The room is quiet, and then he feels her free hand move over his chest and she begins to stroke his hard flesh as she pulls back her washcloth and places it in water, only to bring it back to his face. She’s taking care of him, she’s touching him, comforting him even though he’s practically ruined their entire vacation. But she’s here, with him, and she’s okay.

All of his past dreams, nightmares come flashing before his eyes, and all he can see his her face, smiling, laughing, moaning. And then he sees her hanging from that tree again, dead, gone. All the torches from the lynchers surrounding her bruised, broken body. He can see why Thomas killed himself, why he tried to kill the man responsible for his loves death. He’d do it, too. Or maybe he already did.

Just then Pam sighs, and her warm breath surges over his face as she moved her hand and cradles his neck as she continues to cool him down. And then he’s crying. He’s crying and she’s never seen him cry like this before, so she drops her washcloth and envelopes him in her arms. Jim holds her closer to him, pressing his face into her T-shirt.

"Jim? Jim, baby, what’s the matter?"

She’s never called him baby before. He’s always made fun of people who call their spouses baby, but he secretly loves it. But right now, it only makes him cry harder.

"I can’t lose you," he soughs. He knows what it’s like to lose her, in so many different ways. He doesn’t ever want to feel that again.

"Lose me? You aren’t gonna lose me," he hears her laugh nervously at the ridiculousness of his statement.

Then he’s pulling her down on top of him, rolls her over, and pins her to the bed. She looks at him with questions in her eyes, questions he really doesn’t want to answer right now. So he makes love to her instead. He makes love to her harder than he ever has before, so hard that they knock over the bowl Pam was using for her washcloth, causing water to go everywhere. He says he loves her against her skin, and Pam can’t react because she’s too lost in the pleasure he’s giving her.

And around 2:00 AM their neighbor bangs on the wall and tells them to shut the hell up.

An hour later, they listen to him.

***

"I used to dream about you," he tells her as they’re drifting off, their sweaty bodies sticking together, their limbs entwined.

"That’s romantic," she mumbles sleepily and moves closer to him.

"Really, I did. I used to have dreams about you before we met."

"Mmmm. Hmm, huh, what?" she doesn’t sound as tired anymore once she realizes what he’s just confessed.
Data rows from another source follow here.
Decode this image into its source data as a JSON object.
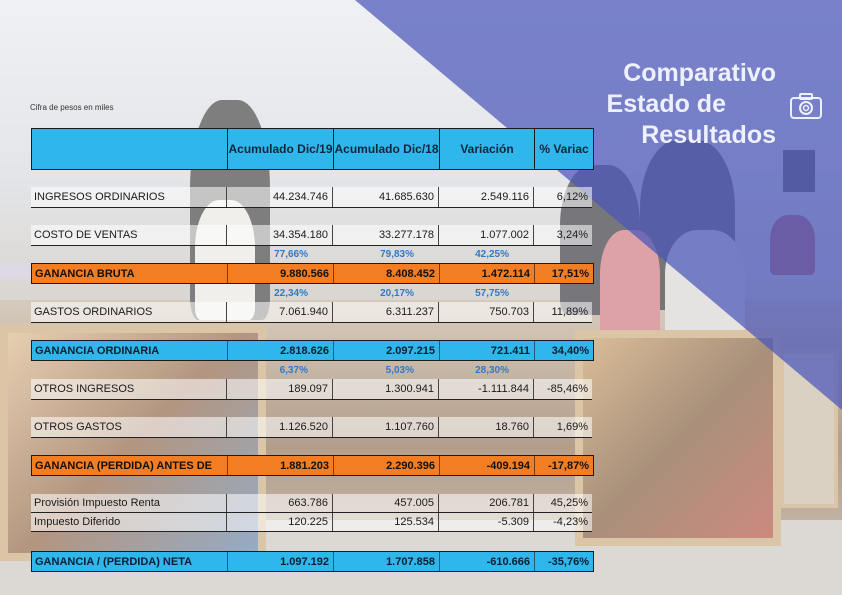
{
  "caption": "Cifra de pesos en miles",
  "title_lines": [
    "Comparativo",
    "Estado de",
    "Resultados"
  ],
  "headers": {
    "c1": "Acumulado Dic/19",
    "c2": "Acumulado Dic/18",
    "c3": "Variación",
    "c4": "% Variac"
  },
  "rows": {
    "ingresos": {
      "label": "INGRESOS ORDINARIOS",
      "v19": "44.234.746",
      "v18": "41.685.630",
      "var": "2.549.116",
      "pct": "6,12%"
    },
    "costo": {
      "label": "COSTO DE VENTAS",
      "v19": "34.354.180",
      "v18": "33.277.178",
      "var": "1.077.002",
      "pct": "3,24%"
    },
    "costo_pct": {
      "v19": "77,66%",
      "v18": "79,83%",
      "var": "42,25%"
    },
    "ganancia_bruta": {
      "label": "GANANCIA BRUTA",
      "v19": "9.880.566",
      "v18": "8.408.452",
      "var": "1.472.114",
      "pct": "17,51%"
    },
    "bruta_pct": {
      "v19": "22,34%",
      "v18": "20,17%",
      "var": "57,75%"
    },
    "gastos": {
      "label": "GASTOS ORDINARIOS",
      "v19": "7.061.940",
      "v18": "6.311.237",
      "var": "750.703",
      "pct": "11,89%"
    },
    "ganancia_ordinaria": {
      "label": "GANANCIA ORDINARIA",
      "v19": "2.818.626",
      "v18": "2.097.215",
      "var": "721.411",
      "pct": "34,40%"
    },
    "ordinaria_pct": {
      "v19": "6,37%",
      "v18": "5,03%",
      "var": "28,30%"
    },
    "otros_ingresos": {
      "label": "OTROS INGRESOS",
      "v19": "189.097",
      "v18": "1.300.941",
      "var": "-1.111.844",
      "pct": "-85,46%"
    },
    "otros_gastos": {
      "label": "OTROS GASTOS",
      "v19": "1.126.520",
      "v18": "1.107.760",
      "var": "18.760",
      "pct": "1,69%"
    },
    "antes_impuestos": {
      "label": "GANANCIA (PERDIDA) ANTES DE",
      "v19": "1.881.203",
      "v18": "2.290.396",
      "var": "-409.194",
      "pct": "-17,87%"
    },
    "provision": {
      "label": "Provisión Impuesto Renta",
      "v19": "663.786",
      "v18": "457.005",
      "var": "206.781",
      "pct": "45,25%"
    },
    "diferido": {
      "label": "Impuesto Diferido",
      "v19": "120.225",
      "v18": "125.534",
      "var": "-5.309",
      "pct": "-4,23%"
    },
    "neta": {
      "label": "GANANCIA / (PERDIDA) NETA",
      "v19": "1.097.192",
      "v18": "1.707.858",
      "var": "-610.666",
      "pct": "-35,76%"
    }
  },
  "colors": {
    "blue": "#2fb6ea",
    "orange": "#f37d22",
    "triangle": "#4a56b8"
  },
  "icons": {
    "camera": "camera-icon"
  }
}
"Do you believe in past lives?" he asks, a little worried she’ll think he’s crazy.

"I never really thought about it. But you use to dream about me?"

"Yeah, does that sound weird?" he smiles, because he really doesn’t know why he brought it up if he doesn’t want to tell her.

"No, I think it’s sweet," Pam replies as she rests her head on his chest. Good, she thinks he’s speaking metaphorically. "I guess I believe that I knew you before I ever met you. Like we loved for a longer time."

Soon, she dirts off, and Jim lays there and watches her. He’s not really sure why he’s gotten a second chance, why in this life, he’s been so damn lucky. Knowing what he knows now, he can’t believe there was ever a time when the two of them almost missed their chance. He shudders and doesn’t want to think about that.

But, as she sleeps, he thinks that no matter what kind of pain they each have experienced, in their past life, or this one, she’s here now, with him. And maybe that’s what life is all about, living in the moment, because if you waste your life away dwelling on the past, or worrying about the future, you forget to live.

Jim spoons her in his arms and knows this is the only way to live.

This is his life.

End Notes:

So, there you have it.  I hope I didn't confuse you guys by describing the dreams. In Jim's narrative, he uses "Jim and Pam" while other's in the dream call them "Tom and Miriam."  The title Somnio means "To Dream" in Latin. 

Well, I hope you guys liked the story.  It was meant to be an excersise, and kinda took on a life of its own.